Profissionais de saúde mental reconhecem que a depressão representa um grande peso de doença em todo o mundo. A condição costuma levar a humor persistentemente baixo, perda de interesse nas atividades diárias e redução significativa da expectativa de vida. Identificar fatores cotidianos de estilo de vida que contribuem para esse transtorno continua sendo uma prioridade de saúde pública.
Especialistas estudam há muito tempo como os hábitos alimentares influenciam o humor e a saúde mental. Uma dieta nutritiva pode proteger contra transtornos de humor, enquanto alimentos ultraprocessados podem agravar sintomas psicológicos. No entanto, a prática específica de adicionar sal extra à comida é um hábito alimentar raramente investigado.
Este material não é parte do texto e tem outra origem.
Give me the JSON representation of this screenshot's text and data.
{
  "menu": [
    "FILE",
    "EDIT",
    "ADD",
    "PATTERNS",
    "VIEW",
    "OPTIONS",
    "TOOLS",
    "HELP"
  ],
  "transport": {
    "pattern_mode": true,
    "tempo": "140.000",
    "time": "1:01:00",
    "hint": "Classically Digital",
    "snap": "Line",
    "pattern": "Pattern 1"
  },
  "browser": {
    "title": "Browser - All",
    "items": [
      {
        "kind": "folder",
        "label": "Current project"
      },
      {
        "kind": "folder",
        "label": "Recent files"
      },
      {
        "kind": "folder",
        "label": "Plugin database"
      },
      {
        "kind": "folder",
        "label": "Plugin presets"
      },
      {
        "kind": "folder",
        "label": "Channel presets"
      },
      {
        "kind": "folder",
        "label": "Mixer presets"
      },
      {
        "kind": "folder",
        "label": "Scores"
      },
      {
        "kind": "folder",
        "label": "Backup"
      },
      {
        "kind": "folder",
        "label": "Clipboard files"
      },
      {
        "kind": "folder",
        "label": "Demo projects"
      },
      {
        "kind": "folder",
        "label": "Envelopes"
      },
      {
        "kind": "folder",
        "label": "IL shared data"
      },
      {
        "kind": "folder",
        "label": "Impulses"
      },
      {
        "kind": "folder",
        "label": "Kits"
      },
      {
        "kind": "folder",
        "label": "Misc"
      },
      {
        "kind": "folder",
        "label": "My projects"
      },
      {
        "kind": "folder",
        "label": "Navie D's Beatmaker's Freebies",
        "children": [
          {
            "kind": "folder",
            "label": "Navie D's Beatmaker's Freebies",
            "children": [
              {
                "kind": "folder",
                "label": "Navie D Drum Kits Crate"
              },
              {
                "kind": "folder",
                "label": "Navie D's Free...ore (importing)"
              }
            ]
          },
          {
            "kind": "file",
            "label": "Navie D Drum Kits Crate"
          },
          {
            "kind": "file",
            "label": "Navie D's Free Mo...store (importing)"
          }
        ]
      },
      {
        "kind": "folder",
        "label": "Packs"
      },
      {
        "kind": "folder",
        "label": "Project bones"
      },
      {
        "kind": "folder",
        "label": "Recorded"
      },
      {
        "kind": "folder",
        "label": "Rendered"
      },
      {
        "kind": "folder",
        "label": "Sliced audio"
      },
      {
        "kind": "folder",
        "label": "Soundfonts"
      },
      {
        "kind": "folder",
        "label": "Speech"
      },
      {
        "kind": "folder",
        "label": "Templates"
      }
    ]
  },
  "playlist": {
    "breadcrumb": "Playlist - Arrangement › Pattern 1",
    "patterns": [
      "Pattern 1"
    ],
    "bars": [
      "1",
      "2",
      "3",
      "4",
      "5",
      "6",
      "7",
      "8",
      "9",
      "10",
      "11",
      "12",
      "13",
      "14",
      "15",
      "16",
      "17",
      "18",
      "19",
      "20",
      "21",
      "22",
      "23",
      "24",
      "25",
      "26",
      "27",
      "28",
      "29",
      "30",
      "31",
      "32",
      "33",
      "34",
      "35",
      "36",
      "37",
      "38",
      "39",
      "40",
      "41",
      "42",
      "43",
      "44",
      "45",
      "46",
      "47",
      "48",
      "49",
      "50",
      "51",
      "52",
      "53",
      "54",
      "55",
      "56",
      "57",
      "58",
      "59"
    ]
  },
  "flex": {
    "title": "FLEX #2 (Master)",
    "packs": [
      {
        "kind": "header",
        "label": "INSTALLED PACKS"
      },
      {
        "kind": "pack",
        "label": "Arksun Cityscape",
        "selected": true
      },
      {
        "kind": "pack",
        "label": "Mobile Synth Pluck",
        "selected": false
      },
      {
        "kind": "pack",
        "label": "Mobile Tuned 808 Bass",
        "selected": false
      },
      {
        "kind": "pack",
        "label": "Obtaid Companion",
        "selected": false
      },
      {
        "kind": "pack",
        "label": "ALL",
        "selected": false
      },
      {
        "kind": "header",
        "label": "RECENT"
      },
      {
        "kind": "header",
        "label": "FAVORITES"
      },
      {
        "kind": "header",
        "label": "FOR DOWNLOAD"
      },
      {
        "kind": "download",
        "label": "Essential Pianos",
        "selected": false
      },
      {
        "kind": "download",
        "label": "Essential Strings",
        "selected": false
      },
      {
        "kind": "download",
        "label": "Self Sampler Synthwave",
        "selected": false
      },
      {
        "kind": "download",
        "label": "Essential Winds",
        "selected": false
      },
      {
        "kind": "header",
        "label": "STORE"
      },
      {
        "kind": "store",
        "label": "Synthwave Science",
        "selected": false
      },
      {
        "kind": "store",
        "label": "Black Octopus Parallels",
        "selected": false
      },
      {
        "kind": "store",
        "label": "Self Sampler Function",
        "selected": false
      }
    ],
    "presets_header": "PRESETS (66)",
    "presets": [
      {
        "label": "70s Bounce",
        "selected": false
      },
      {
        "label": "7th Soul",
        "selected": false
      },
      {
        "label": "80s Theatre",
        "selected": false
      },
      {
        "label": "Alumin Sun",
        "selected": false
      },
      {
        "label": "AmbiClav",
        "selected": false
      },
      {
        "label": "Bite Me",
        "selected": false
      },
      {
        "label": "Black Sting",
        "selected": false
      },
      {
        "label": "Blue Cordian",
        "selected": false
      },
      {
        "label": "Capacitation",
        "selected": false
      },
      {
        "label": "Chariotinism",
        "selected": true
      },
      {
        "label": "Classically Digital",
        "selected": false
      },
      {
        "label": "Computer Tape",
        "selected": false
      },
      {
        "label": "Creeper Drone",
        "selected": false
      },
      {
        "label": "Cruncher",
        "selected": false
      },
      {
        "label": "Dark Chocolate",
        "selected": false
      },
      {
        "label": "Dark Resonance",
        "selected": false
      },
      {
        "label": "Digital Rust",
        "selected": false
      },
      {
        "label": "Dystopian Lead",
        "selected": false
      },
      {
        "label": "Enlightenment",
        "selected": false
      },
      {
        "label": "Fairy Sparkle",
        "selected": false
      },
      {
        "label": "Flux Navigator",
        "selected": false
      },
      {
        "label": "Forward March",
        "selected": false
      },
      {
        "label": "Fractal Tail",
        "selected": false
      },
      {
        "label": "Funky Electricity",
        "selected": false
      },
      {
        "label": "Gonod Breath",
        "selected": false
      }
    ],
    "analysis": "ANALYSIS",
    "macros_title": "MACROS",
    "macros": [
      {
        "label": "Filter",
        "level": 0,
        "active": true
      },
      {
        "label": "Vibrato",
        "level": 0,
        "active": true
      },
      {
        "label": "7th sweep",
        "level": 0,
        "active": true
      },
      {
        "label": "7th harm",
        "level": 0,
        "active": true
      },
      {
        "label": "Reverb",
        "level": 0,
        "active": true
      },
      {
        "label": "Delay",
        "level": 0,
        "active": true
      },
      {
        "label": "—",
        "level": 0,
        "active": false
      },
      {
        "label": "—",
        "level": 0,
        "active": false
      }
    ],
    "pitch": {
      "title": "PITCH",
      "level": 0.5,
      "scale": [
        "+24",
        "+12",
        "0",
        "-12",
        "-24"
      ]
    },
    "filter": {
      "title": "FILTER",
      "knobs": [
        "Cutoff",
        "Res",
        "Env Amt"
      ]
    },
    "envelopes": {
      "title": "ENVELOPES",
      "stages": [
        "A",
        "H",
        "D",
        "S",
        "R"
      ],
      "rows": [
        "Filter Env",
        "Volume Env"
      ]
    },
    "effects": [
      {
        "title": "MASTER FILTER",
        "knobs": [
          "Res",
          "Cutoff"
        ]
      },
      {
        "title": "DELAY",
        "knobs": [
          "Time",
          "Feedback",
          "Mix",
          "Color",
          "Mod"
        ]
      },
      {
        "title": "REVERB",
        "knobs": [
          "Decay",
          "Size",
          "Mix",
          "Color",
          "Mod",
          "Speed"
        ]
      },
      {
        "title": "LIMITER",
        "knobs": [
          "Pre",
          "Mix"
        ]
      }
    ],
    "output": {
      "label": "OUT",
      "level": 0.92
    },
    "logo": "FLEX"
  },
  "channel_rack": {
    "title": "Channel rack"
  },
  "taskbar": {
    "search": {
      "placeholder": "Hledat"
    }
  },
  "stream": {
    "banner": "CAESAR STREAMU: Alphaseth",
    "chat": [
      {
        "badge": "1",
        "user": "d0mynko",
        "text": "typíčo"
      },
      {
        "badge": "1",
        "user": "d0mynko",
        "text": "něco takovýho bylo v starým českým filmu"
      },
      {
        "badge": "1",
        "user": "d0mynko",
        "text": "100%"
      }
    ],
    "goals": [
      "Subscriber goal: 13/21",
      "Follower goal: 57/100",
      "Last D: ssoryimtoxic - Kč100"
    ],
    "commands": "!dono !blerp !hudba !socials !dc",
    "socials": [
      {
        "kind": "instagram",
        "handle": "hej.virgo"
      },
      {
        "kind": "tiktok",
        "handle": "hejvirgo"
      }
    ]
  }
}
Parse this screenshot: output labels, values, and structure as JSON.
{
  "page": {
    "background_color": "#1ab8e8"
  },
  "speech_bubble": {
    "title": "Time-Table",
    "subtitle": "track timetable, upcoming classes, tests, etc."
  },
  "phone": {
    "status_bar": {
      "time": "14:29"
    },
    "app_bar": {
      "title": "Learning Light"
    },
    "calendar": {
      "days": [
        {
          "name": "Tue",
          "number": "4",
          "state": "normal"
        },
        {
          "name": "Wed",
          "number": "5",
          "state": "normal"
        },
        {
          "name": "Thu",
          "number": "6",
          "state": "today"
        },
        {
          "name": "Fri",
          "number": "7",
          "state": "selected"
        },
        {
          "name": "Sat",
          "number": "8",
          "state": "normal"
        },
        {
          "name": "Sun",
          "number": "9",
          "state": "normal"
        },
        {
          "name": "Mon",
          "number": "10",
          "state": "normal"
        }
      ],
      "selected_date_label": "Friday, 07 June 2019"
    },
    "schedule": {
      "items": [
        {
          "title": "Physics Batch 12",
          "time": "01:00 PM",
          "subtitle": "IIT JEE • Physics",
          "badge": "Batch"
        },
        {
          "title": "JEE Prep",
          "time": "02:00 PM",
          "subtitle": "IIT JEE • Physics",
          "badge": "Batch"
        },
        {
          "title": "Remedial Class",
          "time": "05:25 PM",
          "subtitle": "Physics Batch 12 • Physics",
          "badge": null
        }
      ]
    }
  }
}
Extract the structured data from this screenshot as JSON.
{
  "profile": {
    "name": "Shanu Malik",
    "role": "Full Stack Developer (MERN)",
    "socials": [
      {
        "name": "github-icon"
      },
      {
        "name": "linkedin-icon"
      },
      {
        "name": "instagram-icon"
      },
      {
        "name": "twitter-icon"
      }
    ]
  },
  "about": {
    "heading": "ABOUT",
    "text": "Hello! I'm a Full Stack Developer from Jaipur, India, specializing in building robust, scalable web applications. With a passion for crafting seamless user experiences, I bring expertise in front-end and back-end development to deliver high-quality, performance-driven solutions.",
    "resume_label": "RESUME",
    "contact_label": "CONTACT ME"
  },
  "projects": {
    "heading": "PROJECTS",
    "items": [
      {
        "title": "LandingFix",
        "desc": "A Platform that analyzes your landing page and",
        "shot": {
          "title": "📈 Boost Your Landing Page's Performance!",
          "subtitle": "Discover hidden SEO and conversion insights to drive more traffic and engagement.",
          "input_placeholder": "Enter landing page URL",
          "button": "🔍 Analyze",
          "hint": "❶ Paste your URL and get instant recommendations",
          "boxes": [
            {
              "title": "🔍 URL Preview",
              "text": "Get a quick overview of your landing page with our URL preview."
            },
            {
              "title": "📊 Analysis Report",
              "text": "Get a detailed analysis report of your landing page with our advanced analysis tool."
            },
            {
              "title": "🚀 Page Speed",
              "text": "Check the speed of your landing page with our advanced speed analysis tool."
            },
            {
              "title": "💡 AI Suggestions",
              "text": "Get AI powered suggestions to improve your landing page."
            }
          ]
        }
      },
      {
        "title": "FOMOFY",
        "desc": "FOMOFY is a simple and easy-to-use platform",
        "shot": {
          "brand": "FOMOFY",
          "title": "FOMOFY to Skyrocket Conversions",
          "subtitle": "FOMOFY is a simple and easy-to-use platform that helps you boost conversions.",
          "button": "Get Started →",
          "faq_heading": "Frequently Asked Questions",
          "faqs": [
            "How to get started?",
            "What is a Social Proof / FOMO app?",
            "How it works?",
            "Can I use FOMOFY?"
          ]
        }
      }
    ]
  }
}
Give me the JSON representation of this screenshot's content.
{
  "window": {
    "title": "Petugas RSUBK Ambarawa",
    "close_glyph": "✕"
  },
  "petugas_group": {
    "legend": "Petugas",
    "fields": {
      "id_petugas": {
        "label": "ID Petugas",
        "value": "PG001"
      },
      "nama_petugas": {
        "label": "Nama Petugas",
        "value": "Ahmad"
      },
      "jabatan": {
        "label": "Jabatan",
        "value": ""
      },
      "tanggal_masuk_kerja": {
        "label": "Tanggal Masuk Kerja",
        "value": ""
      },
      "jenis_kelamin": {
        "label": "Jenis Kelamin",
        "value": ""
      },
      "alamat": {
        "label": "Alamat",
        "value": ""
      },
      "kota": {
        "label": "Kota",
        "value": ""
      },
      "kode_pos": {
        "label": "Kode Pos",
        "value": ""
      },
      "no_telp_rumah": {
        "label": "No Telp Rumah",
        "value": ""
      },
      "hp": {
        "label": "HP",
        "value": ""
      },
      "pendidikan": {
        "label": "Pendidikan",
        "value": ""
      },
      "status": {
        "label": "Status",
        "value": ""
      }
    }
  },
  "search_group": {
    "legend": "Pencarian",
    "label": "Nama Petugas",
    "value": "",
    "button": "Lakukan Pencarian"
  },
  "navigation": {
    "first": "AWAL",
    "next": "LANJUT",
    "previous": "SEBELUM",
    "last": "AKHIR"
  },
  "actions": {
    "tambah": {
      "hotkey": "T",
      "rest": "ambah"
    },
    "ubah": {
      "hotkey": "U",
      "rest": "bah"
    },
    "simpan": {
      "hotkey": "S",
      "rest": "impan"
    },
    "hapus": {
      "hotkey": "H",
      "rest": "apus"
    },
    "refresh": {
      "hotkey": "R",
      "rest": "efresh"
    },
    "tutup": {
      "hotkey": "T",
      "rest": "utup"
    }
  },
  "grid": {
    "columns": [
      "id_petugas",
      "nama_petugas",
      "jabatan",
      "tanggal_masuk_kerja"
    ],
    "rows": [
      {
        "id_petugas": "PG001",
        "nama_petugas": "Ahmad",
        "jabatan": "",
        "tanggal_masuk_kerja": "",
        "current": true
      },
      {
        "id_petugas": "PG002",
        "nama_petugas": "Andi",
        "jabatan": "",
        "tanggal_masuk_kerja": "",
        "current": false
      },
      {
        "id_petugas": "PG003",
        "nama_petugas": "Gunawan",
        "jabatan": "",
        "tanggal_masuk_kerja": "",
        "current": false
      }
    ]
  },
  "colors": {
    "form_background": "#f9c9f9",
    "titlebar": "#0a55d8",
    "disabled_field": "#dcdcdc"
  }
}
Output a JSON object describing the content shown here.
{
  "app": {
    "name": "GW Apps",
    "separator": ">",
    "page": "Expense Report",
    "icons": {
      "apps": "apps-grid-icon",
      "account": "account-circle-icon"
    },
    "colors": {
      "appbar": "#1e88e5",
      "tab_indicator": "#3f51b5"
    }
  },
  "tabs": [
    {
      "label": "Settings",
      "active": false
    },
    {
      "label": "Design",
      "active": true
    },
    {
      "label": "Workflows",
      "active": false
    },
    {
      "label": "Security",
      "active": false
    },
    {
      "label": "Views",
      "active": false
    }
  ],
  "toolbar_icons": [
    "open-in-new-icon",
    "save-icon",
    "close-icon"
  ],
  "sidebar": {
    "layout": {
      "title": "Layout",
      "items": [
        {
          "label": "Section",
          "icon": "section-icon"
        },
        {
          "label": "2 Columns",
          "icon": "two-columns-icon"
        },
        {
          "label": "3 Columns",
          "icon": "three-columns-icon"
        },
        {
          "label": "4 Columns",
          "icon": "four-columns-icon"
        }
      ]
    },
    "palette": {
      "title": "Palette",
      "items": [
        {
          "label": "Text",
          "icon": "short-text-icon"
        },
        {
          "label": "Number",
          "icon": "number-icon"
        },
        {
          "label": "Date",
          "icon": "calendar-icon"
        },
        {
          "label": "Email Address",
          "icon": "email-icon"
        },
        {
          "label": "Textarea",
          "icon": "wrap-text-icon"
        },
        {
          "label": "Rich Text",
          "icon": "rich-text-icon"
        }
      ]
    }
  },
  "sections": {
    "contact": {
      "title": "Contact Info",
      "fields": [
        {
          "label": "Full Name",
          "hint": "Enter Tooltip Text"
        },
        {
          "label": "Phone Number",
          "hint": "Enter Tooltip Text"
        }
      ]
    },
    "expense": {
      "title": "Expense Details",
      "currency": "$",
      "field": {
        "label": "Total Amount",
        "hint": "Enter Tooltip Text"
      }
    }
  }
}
Adicionar sal é extremamente comum nas dietas ocidentais, influenciado por preferências de paladar e normas culturais. O alto consumo de sódio já é conhecido por causar problemas como hipertensão e aumento do risco de doenças cardíacas. Pesquisadores suspeitaram que esse excesso também poderia prejudicar o cérebro por vias biológicas relacionadas.
Para testar essa hipótese, os cientistas analisaram tanto dados de questionários quanto informações genéticas. A investigação foi liderada por Ming Chen, do Hospital Popular Provincial de Guangdong, em parceria com o cardiologista Qiang Li e especialistas em psiquiatria e saúde cardiovascular.
A equipe analisou dados de mais de 15 mil adultos que participaram do National Health and Nutrition Examination Survey entre 2007 e 2018. Os participantes responderam com que frequência adicionavam sal à comida à mesa, excluindo o sal usado no preparo. Também preencheram o Patient Health Questionnaire, que avalia humor e interesse nas atividades nas últimas duas semanas. Pontuações iguais ou superiores a 10 indicam depressão clínica.
A análise revelou um padrão claro: adicionar sal com frequência esteve positivamente associado à depressão. Pessoas com maior preferência por sal apresentaram maior probabilidade de sintomas depressivos, mesmo após ajustes para fatores como idade, renda, escolaridade, tabagismo e doenças crônicas.
Como estudos observacionais não provam causalidade, os pesquisadores usaram a técnica de randomização mendeliana, que analisa variações genéticas ligadas a preferências por sal. Foram utilizados dados do UK Biobank, com quase meio milhão de pessoas. Variantes genéticas associadas ao desejo por sal também apareceram com maior frequência em indivíduos com depressão.
Os resultados mostraram que a predisposição genética para maior consumo de sal esteve associada a um aumento de 11% no risco de sintomas depressivos e 28% no risco de transtorno depressivo maior, sugerindo um possível caminho biológico entre o consumo de sódio e o sofrimento psicológico.
Os pesquisadores propuseram algumas explicações biológicas. Uma delas envolve o eixo hipotálamo-hipófise-adrenal, responsável pela resposta ao estresse. O excesso de sódio pode desregular esse sistema, aumentando hormônios do estresse como o cortisol, frequentemente alterados na depressão. Outra possibilidade é que o alto consumo de sal aumente inflamação e estresse oxidativo, afetando regiões cerebrais importantes para a regulação emocional, como o hipocampo.
Também pode haver um ciclo comportamental: emoções negativas podem levar ao consumo de alimentos reconfortantes e salgados, que por sua vez agravam o humor, criando um ciclo de retroalimentação.
Os autores reconhecem limitações. Os dados dependem de autorrelato e não mediram a quantidade exata de sódio ingerida. Além disso, a amostra incluiu apenas adultos dos Estados Unidos, o que limita a generalização global.
Pesquisas futuras deverão realizar estudos controlados de longo prazo para entender melhor como o sódio afeta a saúde mental ao longo do tempo.
O estudo, “Linking salt consumption to depression: triangulating evidence from Mendelian randomization and observational studies”, foi conduzido por Ming Chen, Qiang Li, Yihui Liu, Linyan Fu, Cai-Lan Hou e Hao-Zhang Huang.